THE West Ashton relief road could cost an extra £4m to complete, in order to protect a rare colony of Bechstein’s bats.

The extra money will pay to raise the relief road by a metre and build bat tunnels under it, so the bats can fly safely to and from their roosting sites in woodland in West Ashton. The total cost aftyer the extra work, is estimated at £11m.

Bechstein’s bats fly across west Wiltshire between Box Tunnel and West Ashton, making the area a Special Areas of Conservation (SAC), and there were fears the bats might get hit by cars on their journey.

Cllr Horace Prickett, portfolio holder for transport at Wiltshire Council, said: “Raising the road is the only way we can escape the clamour of destroying this rare breed of bat.

“It’s one of the biggest colonies of Bechstein’s bats in the world and they commonly fly between here and the Box Tunnel. The road crosses their path so it would put them in danger if they had to fly through it.

“By raising the road, it means tunnels can be put in underneath which will allow the bats to fly through on their natural route, instead of having to risk being hit by cars.

“I’m pleased that something is happening with the road, even if it is a way off being finished yet.”

Wiltshire Council is looking to build the road, which will replace the section of the A350 between Yarnbrook and West Ashton, to reduce the amount of traffic on the A350 and to limit the number of accidents.

At an Ashton Park review group meeting at County Hall, representatives from Persimmon, the developer behind the project, updated councillors on its plans and broke the news that the costly bat tunnels will be needed.

People living on the A350 support the relief road, saying the current A350 is not coping with the level of traffic using it.

However the chairman of Trowbridge Area Board, Cllr Graham Payne, is unsure about the added cost.

He said: “It’s a tremendous amount of money, especially when we are having to make cuts across parts of the council’s frontline services. What comes first – people or bats?”

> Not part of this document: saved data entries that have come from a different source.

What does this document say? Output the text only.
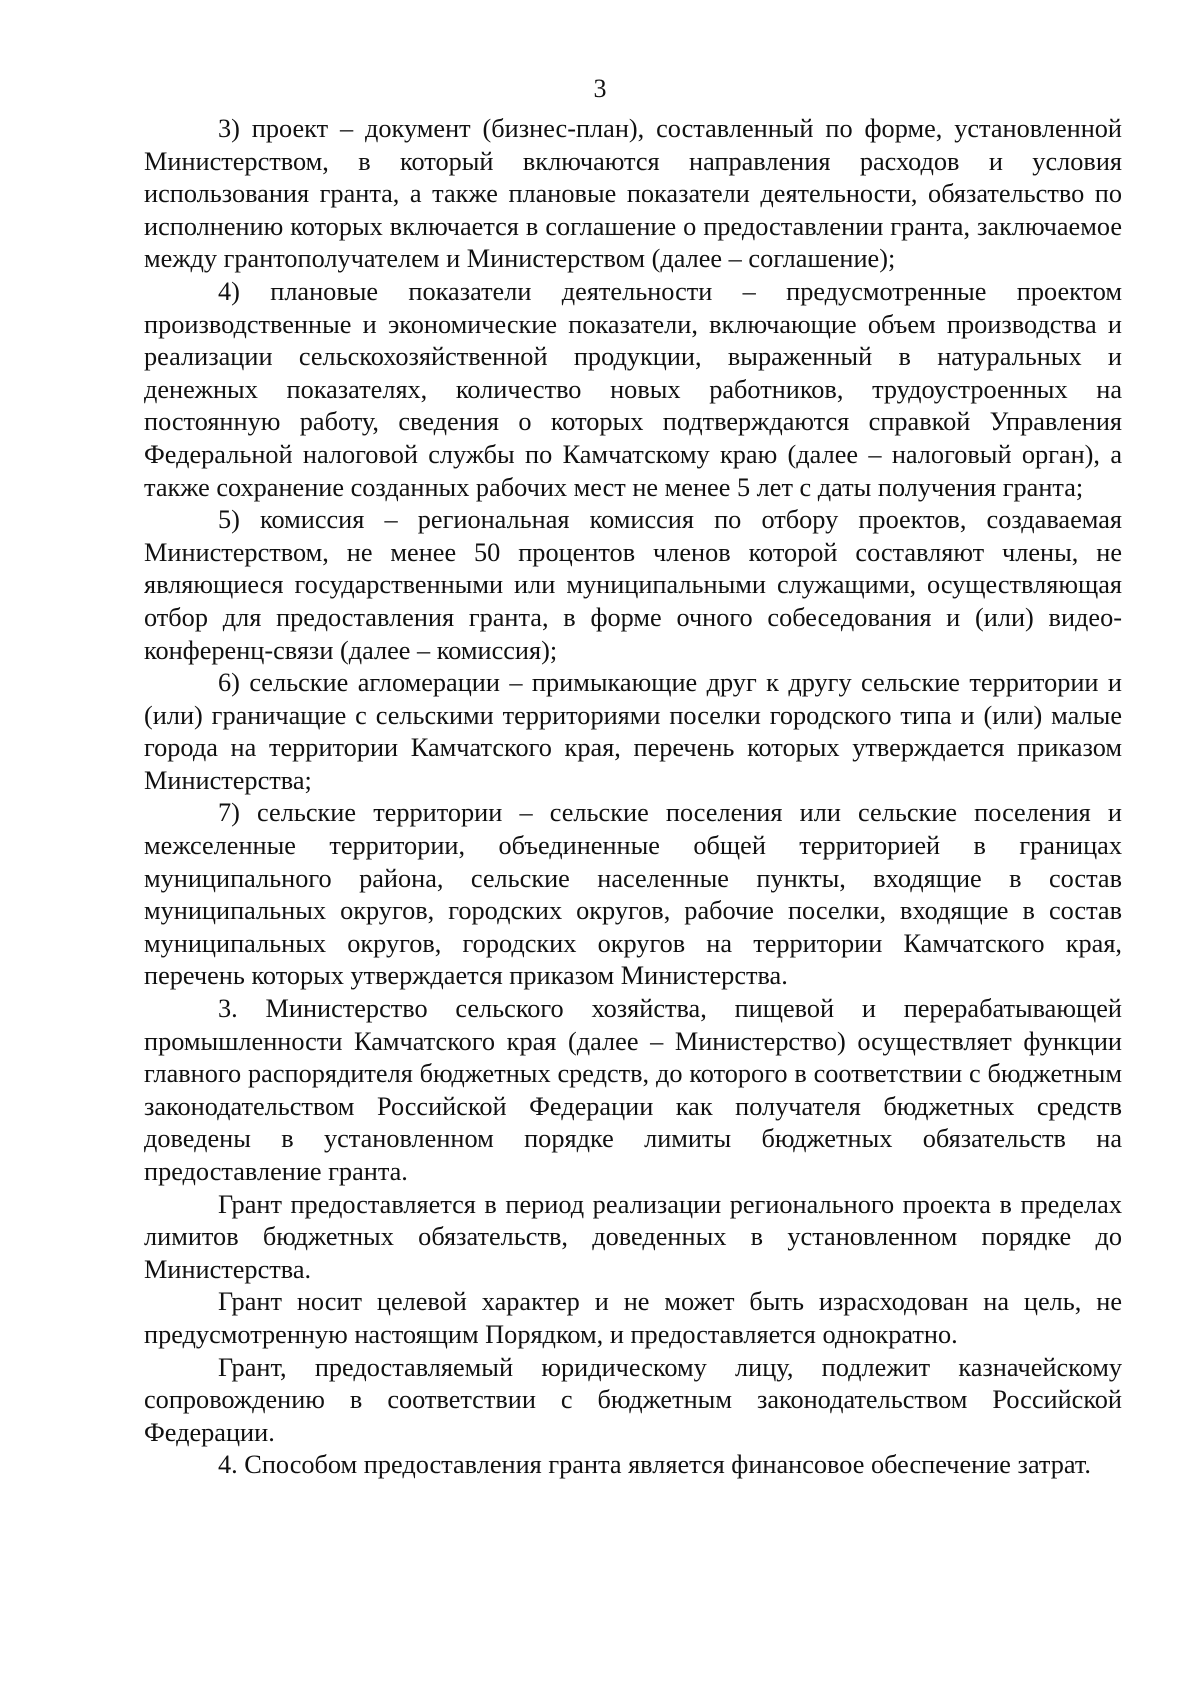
3

3) проект – документ (бизнес-план), составленный по форме, установленной Министерством, в который включаются направления расходов и условия использования гранта, а также плановые показатели деятельности, обязательство по исполнению которых включается в соглашение о предоставлении гранта, заключаемое между грантополучателем и Министерством (далее – соглашение);

4) плановые показатели деятельности – предусмотренные проектом производственные и экономические показатели, включающие объем производства и реализации сельскохозяйственной продукции, выраженный в натуральных и денежных показателях, количество новых работников, трудоустроенных на постоянную работу, сведения о которых подтверждаются справкой Управления Федеральной налоговой службы по Камчатскому краю (далее – налоговый орган), а также сохранение созданных рабочих мест не менее 5 лет с даты получения гранта;

5) комиссия – региональная комиссия по отбору проектов, создаваемая Министерством, не менее 50 процентов членов которой составляют члены, не являющиеся государственными или муниципальными служащими, осуществляющая отбор для предоставления гранта, в форме очного собеседования и (или) видео-конференц-связи (далее – комиссия);

6) сельские агломерации – примыкающие друг к другу сельские территории и (или) граничащие с сельскими территориями поселки городского типа и (или) малые города на территории Камчатского края, перечень которых утверждается приказом Министерства;

7) сельские территории – сельские поселения или сельские поселения и межселенные территории, объединенные общей территорией в границах муниципального района, сельские населенные пункты, входящие в состав муниципальных округов, городских округов, рабочие поселки, входящие в состав муниципальных округов, городских округов на территории Камчатского края, перечень которых утверждается приказом Министерства.

3. Министерство сельского хозяйства, пищевой и перерабатывающей промышленности Камчатского края (далее – Министерство) осуществляет функции главного распорядителя бюджетных средств, до которого в соответствии с бюджетным законодательством Российской Федерации как получателя бюджетных средств доведены в установленном порядке лимиты бюджетных обязательств на предоставление гранта.

Грант предоставляется в период реализации регионального проекта в пределах лимитов бюджетных обязательств, доведенных в установленном порядке до Министерства.

Грант носит целевой характер и не может быть израсходован на цель, не предусмотренную настоящим Порядком, и предоставляется однократно.

Грант, предоставляемый юридическому лицу, подлежит казначейскому сопровождению в соответствии с бюджетным законодательством Российской Федерации.

4. Способом предоставления гранта является финансовое обеспечение затрат.
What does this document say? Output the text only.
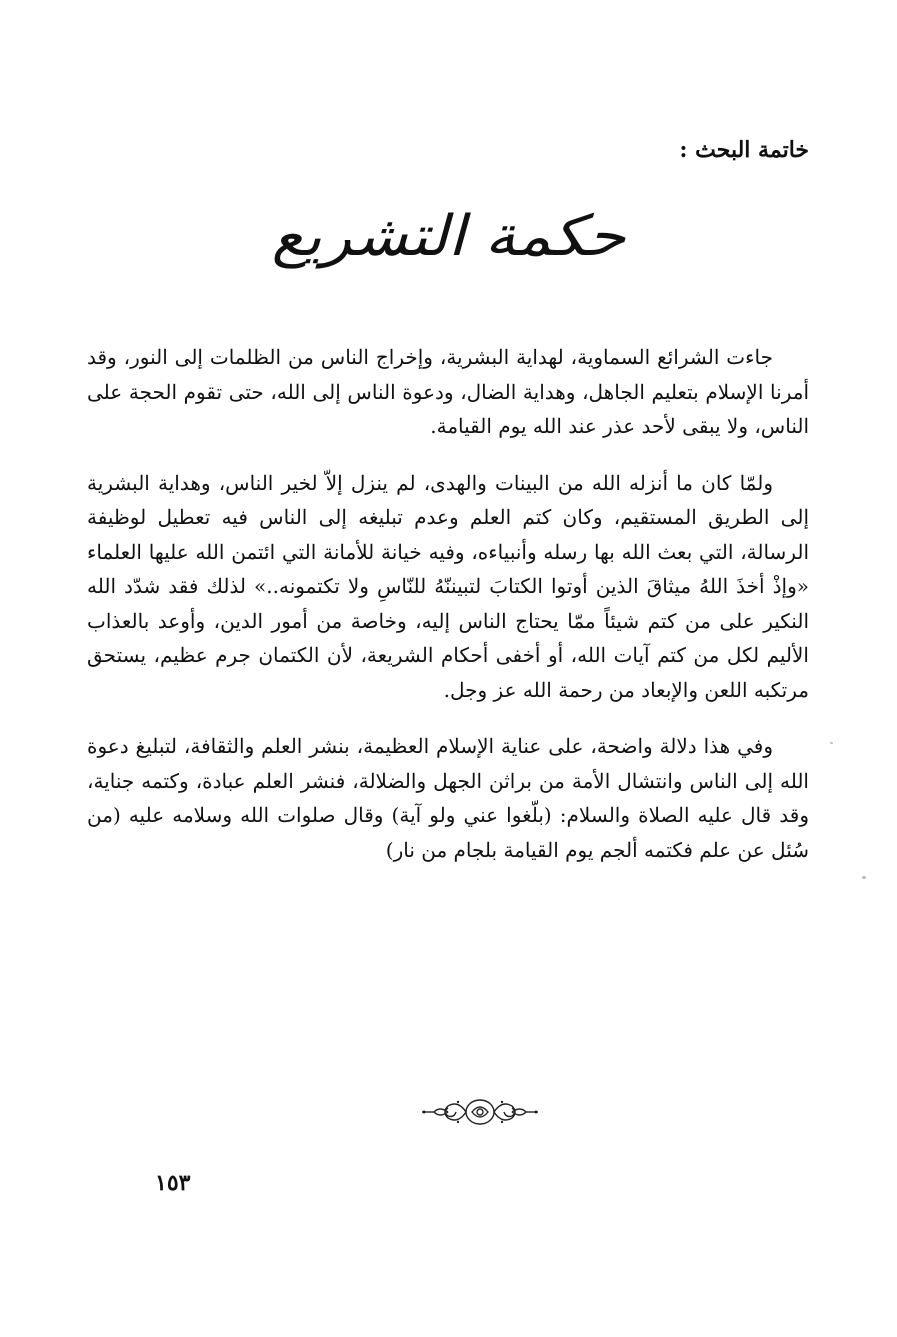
خاتمة البحث :
حكمة التشريع

جاءت الشرائع السماوية، لهداية البشرية، وإخراج الناس من الظلمات إلى النور، وقد أمرنا الإسلام بتعليم الجاهل، وهداية الضال، ودعوة الناس إلى الله، حتى تقوم الحجة على الناس، ولا يبقى لأحد عذر عند الله يوم القيامة.

ولمّا كان ما أنزله الله من البينات والهدى، لم ينزل إلاّ لخير الناس، وهداية البشرية إلى الطريق المستقيم، وكان كتم العلم وعدم تبليغه إلى الناس فيه تعطيل لوظيفة الرسالة، التي بعث الله بها رسله وأنبياءه، وفيه خيانة للأمانة التي ائتمن الله عليها العلماء «وإذْ أخذَ اللهُ ميثاقَ الذين أوتوا الكتابَ لتبيننّهُ للنّاسِ ولا تكتمونه..» لذلك فقد شدّد الله النكير على من كتم شيئاً ممّا يحتاج الناس إليه، وخاصة من أمور الدين، وأوعد بالعذاب الأليم لكل من كتم آيات الله، أو أخفى أحكام الشريعة، لأن الكتمان جرم عظيم، يستحق مرتكبه اللعن والإبعاد من رحمة الله عز وجل.

وفي هذا دلالة واضحة، على عناية الإسلام العظيمة، بنشر العلم والثقافة، لتبليغ دعوة الله إلى الناس وانتشال الأمة من براثن الجهل والضلالة، فنشر العلم عبادة، وكتمه جناية، وقد قال عليه الصلاة والسلام: (بلّغوا عني ولو آية) وقال صلوات الله وسلامه عليه (من سُئل عن علم فكتمه ألجم يوم القيامة بلجام من نار)

١٥٣
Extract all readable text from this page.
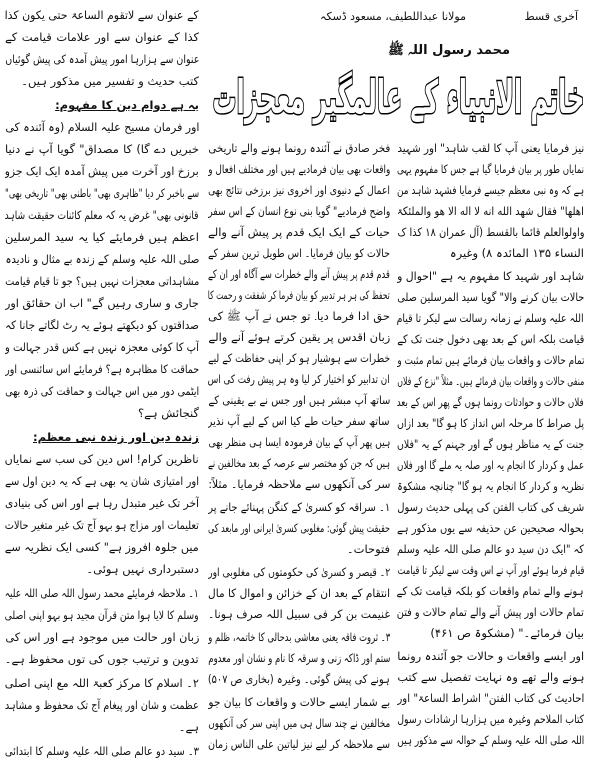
آخری قسط
مولانا عبداللطیف، مسعود ڈسکہ
خاتم الانبیاء کے عالمگیر معجزات
محمد رسول اللہ ﷺ
نیز فرمایا یعنی آپ کا لقب شاہد" اور شہید
نمایاں طور پر بیان فرمایا گیا ہے جس کا مفہوم یہی
ہے کہ وہ نبی معظم جیسے فرمایا فشہد شاہد من
اهلها" فقال شهد الله انه لا اله الا هو والملئکۃ
واولوالعلم قائما بالقسط (آل عمران ۱۸ کذا ک
النساء ۱۳۵ المائدہ ۸) وغیرہ
شاہد اور شہید کا مفہوم یہ ہے "احوال و
حالات بیان کرنے والا" گویا سید المرسلین صلی
اللہ علیہ وسلم نے زمانہ رسالت سے لیکر تا قیام
قیامت بلکہ اس کے بعد بھی دخول جنت تک کے
تمام حالات و واقعات بیان فرمائے ہیں تمام مثبت و
منفی حالات و واقعات بیان فرمائے ہیں۔ مثلاً "نزع کے فلاں
فلاں حالات و حوادثات رونما ہوں گے پھر اس کے بعد
پل صراط کا مرحلہ اس انداز کا ہو گا" بعد ازاں
جنت کے یہ مناظر ہوں گے اور جہنم کے یہ "فلاں
عمل و کردار کا انجام یہ اور صلہ یہ ملے گا اور فلاں
نظریہ و کردار کا انجام یہ ہو گا" چنانچہ مشکوۃ
شریف کی کتاب الفتن کی پہلی حدیث رسول
بحوالہ صحیحین عن حذیفہ سے یوں مذکور ہے
کہ "ایک دن سید دو عالم صلی اللہ علیہ وسلم
قیام فرما ہوئے اور آپ نے اس وقت سے لیکر تا قیامت
ہونے والے تمام واقعات کو بلکہ قیامت تک کے
تمام حالات اور پیش آنے والے تمام حالات و فتن
بیان فرمائے۔" (مشکوۃ ص ۴۶۱)
اور ایسے واقعات و حالات جو آئندہ رونما
ہونے والے تھے وہ نہایت تفصیل سے کتب
احادیث کی کتاب الفتن" اشراط الساعۃ" اور
کتاب الملاحم وغیرہ میں ہزارہا ارشادات رسول
اللہ صلی اللہ علیہ وسلم کے حوالہ سے مذکور ہیں
فخر صادق نے آئندہ رونما ہونے والے تاریخی
واقعات بھی بیان فرمادیے ہیں اور مختلف افعال و
اعمال کے دنیوی اور اخروی نیز برزخی نتائج بھی
واضح فرمادیے" گویا بنی نوع انسان کے اس سفر
حیات کے ایک ایک قدم پر پیش آنے والے
حالات کو بیان فرمایا۔ اس طویل ترین سفر کے
قدم قدم پر پیش آنے والے خطرات سے آگاہ اور ان کے
تحفظ کی ہر ہر تدبیر کو بیان فرما کر شفقت و رحمت کا
حق ادا فرما دیا۔ تو جس نے آپ ﷺ کی
زبان اقدس پر یقین کرتے ہوئے آنے والے
خطرات سے ہوشیار ہو کر اپنی حفاظت کے لیے
ان تدابیر کو اختیار کر لیا وہ ہر پیش رفت کی اس
ساتھ آپ مبشر ہیں اور جس نے بے یقینی کے
ساتھ سفر حیات طے کیا اس کے لیے آپ نذیر
ہیں پھر آپ کے بیان فرمودہ ایسا ہی منظر بھی
ہیں کہ جن کو مختصر سے عرصہ کے بعد مخالفین نے
سر کی آنکھوں سے ملاحظہ فرمایا۔ مثلاً:
۱۔ سراقہ کو کسریٰ کے کنگن پہنائے جانے پر
حقیقت پیش گوئی: مغلوبی کسریٰ ایرانی اور مابعد کی
فتوحات۔
۲۔ قیصر و کسریٰ کی حکومتوں کی مغلوبی اور
انتقام کے بعد ان کے خزائن و اموال کا مال
غنیمت بن کر فی سبیل اللہ صرف ہونا۔
۳۔ ثروت فاقہ یعنی معاشی بدحالی کا خاتمہ، ظلم و
ستم اور ڈاکہ زنی و سرقہ کا نام و نشان اور معدوم
ہونے کی پیش گوئی۔ وغیرہ (بخاری ص ۵۰۷)
بے شمار ایسے حالات و واقعات کا بیان جو
مخالفین نے چند سال ہی میں اپنی سر کی آنکھوں
سے ملاحظہ کر لیے نیز لیاتین علی الناس زمان
کے عنوان سے لاتقوم الساعۃ حتی یکون کذا
کذا کے عنوان سے اور علامات قیامت کے
عنوان سے ہزارہا امور پیش آمدہ کی پیش گوئیاں
کتب حدیث و تفسیر میں مذکور ہیں۔
یہ ہے دوام دین کا مفہوم:
اور فرمان مسیح علیہ السلام (وہ آئندہ کی
خبریں دے گا) کا مصداق" گویا آپ نے دنیا
برزخ اور آخرت میں پیش آمدہ ایک ایک جزو
سے باخبر کر دیا "ظاہری بھی" باطنی بھی" تاریخی بھی"
قانونی بھی" غرض یہ کہ معلم کائنات حقیقت شاہد
اعظم ہیں فرمایئے کیا یہ سید المرسلین
صلی اللہ علیہ وسلم کے زندہ بے مثال و نادیدہ
مشاہداتی معجزات نہیں ہیں؟ جو تا قیام قیامت
جاری و ساری رہیں گے" اب ان حقائق اور
صداقتوں کو دیکھتے ہوئے یہ رٹ لگاتے جانا کہ
آپ کا کوئی معجزہ نہیں ہے کس قدر جہالت و
حماقت کا مظاہرہ ہے؟ فرمایئے اس سائنسی اور
ایٹمی دور میں اس جہالت و حماقت کی ذرہ بھی
گنجائش ہے؟
زندہ دین اور زندہ نبی معظم:
ناظرین کرام! اس دین کی سب سے نمایاں
اور امتیازی شان یہ بھی ہے کہ یہ دین اول سے
آخر تک غیر متبدل رہا ہے اور اس کی بنیادی
تعلیمات اور مزاج ہو بہو آج تک غیر متغیر حالات
میں جلوہ افروز ہے" کسی ایک نظریہ سے
دستبرداری نہیں ہوئی۔
۱۔ ملاحظہ فرمایئے محمد رسول اللہ صلی اللہ علیہ
وسلم کا لایا ہوا متن قرآن مجید ہو بہو اپنی اصلی
زبان اور حالت میں موجود ہے اور اس کی
تدوین و ترتیب جوں کی توں محفوظ ہے۔
۲۔ اسلام کا مرکز کعبۃ اللہ مع اپنی اصلی
عظمت و شان اور پیغام آج تک محفوظ و مشاہد
ہے۔
۳۔ سید دو عالم صلی اللہ علیہ وسلم کا ابتدائی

When details of the relief road were announced in 2015, Wiltshire Wildlife Trust raised concerns about the bats and claimed it was not consulted on the plans.

A Wiltshire Council spokesman said: “The revisions will demonstrate how ecological interests can be accommodated without detriment to the species concerned, most notably bats. It is likely to include re-zoned land uses within the urban extension and bat underpasses in sections of the road.”